Perez failed to even make it out of the Force India garage and on to the grid at the Sepang International Circuit due to a gearbox failure.
That led to the Mexican watching the race on television from the team's paddock building, and he was far from impressed as Mercedes scored a one-two spearheaded by Lewis Hamilton.
"For me it was quite a boring race, with Mercedes dominating, and nothing happening in the midfield," said Perez ahead of this weekend's Bahrain Grand Prix.
"In Malaysia, if it doesn't rain, there's a lot of degradation with the tyres, a lot of issues with cooling, so it's difficult to follow another car.
"Here (at the Bahrain International Circuit) we will hopefully see good racing, generally we have good racing.
"The people are learning more about the cars, so hopefully for the fans and the good of Formula One we can have a good show here."

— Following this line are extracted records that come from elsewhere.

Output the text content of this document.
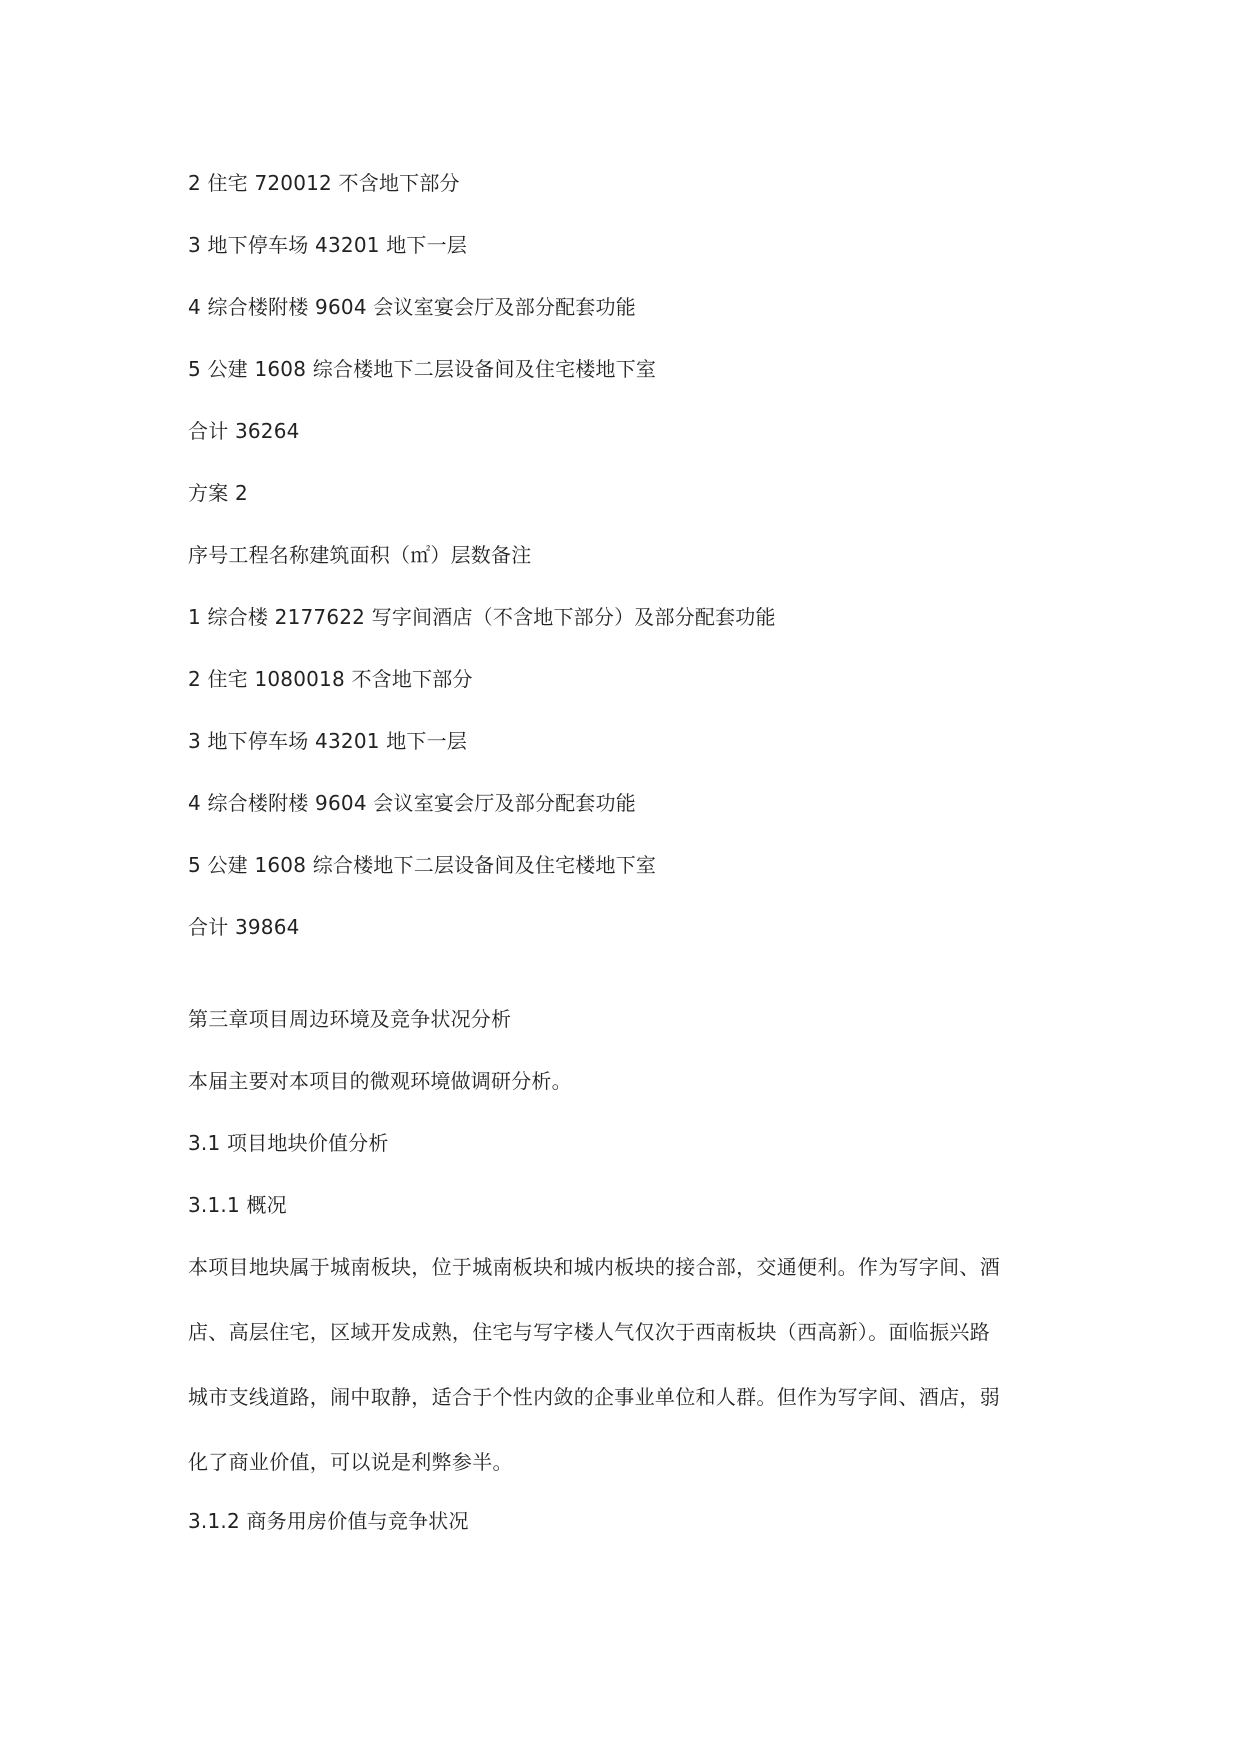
2 住宅 720012 不含地下部分
3 地下停车场 43201 地下一层
4 综合楼附楼 9604 会议室宴会厅及部分配套功能
5 公建 1608 综合楼地下二层设备间及住宅楼地下室
合计 36264
方案 2
序号工程名称建筑面积（㎡）层数备注
1 综合楼 2177622 写字间酒店（不含地下部分）及部分配套功能
2 住宅 1080018 不含地下部分
3 地下停车场 43201 地下一层
4 综合楼附楼 9604 会议室宴会厅及部分配套功能
5 公建 1608 综合楼地下二层设备间及住宅楼地下室
合计 39864
第三章项目周边环境及竞争状况分析
本届主要对本项目的微观环境做调研分析。
3.1 项目地块价值分析
3.1.1 概况
本项目地块属于城南板块，位于城南板块和城内板块的接合部，交通便利。作为写字间、酒
店、高层住宅，区域开发成熟，住宅与写字楼人气仅次于西南板块（西高新）。面临振兴路
城市支线道路，闹中取静，适合于个性内敛的企事业单位和人群。但作为写字间、酒店，弱
化了商业价值，可以说是利弊参半。
3.1.2 商务用房价值与竞争状况
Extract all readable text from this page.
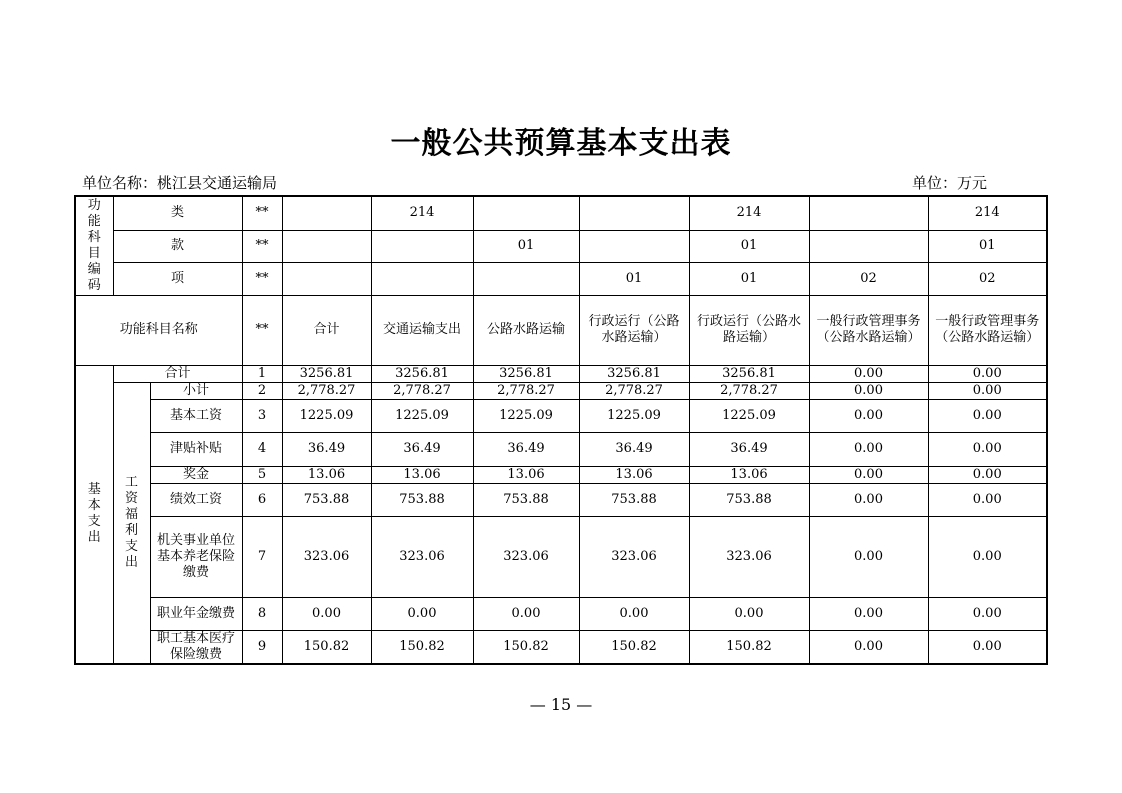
一般公共预算基本支出表
单位名称：桃江县交通运输局	单位：万元
功能科目编码	类		**		214			214		214
	款		**			01		01		01
	项		**				01	01	02	02
功能科目名称			**	合计	交通运输支出	公路水路运输	行政运行（公路水路运输）	行政运行（公路水路运输）	一般行政管理事务（公路水路运输）	一般行政管理事务（公路水路运输）

基本支出	合计		1	3256.81	3256.81	3256.81	3256.81	3256.81	0.00	0.00

	工资福利支出	小计	2	2,778.27	2,778.27	2,778.27	2,778.27	2,778.27	0.00	0.00
		基本工资	3	1225.09	1225.09	1225.09	1225.09	1225.09	0.00	0.00
		津贴补贴	4	36.49	36.49	36.49	36.49	36.49	0.00	0.00
		奖金	5	13.06	13.06	13.06	13.06	13.06	0.00	0.00
		绩效工资	6	753.88	753.88	753.88	753.88	753.88	0.00	0.00
		机关事业单位基本养老保险缴费	7	323.06	323.06	323.06	323.06	323.06	0.00	0.00
		职业年金缴费	8	0.00	0.00	0.00	0.00	0.00	0.00	0.00
		职工基本医疗保险缴费	9	150.82	150.82	150.82	150.82	150.82	0.00	0.00
— 15 —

It was anticipated that the introduction of the new 1.6-litre V6 turbo-charged power units would improve the show and shake up the grid.
For now, reigning four-times champions Red Bull are certainly on the back foot as Mercedes have undoubtedly stolen a march on their rivals.
However, whilst the drivers are working harder given their cars are sliding around more, that is having a negative impact.
"The racing has changed a lot," added Perez.
"There's a lot less downforce, and with the tyres, although Pirelli has gone aggressive with the compounds, they've made them harder, the degradation has not improved because you are sliding, as much as if it was a softer compound.
"To follow a car is difficult given the lack of downforce, so you have to be on a different strategy to make a move.
"The pace we saw compared to last year is really amazing. It was really slow, very, very slow, so the racing is more difficult.
"Although it's easier for a driver to make a mistake, you degrade the tyres by sliding more so you lose a lot of downforce and that makes it harder for us to attack someone who is on a similar pace to you."
Perez at least feels the racing will improve over time as teams again focus on aerodynamics rather than the power unit given the teething problems that continue to surround the new system.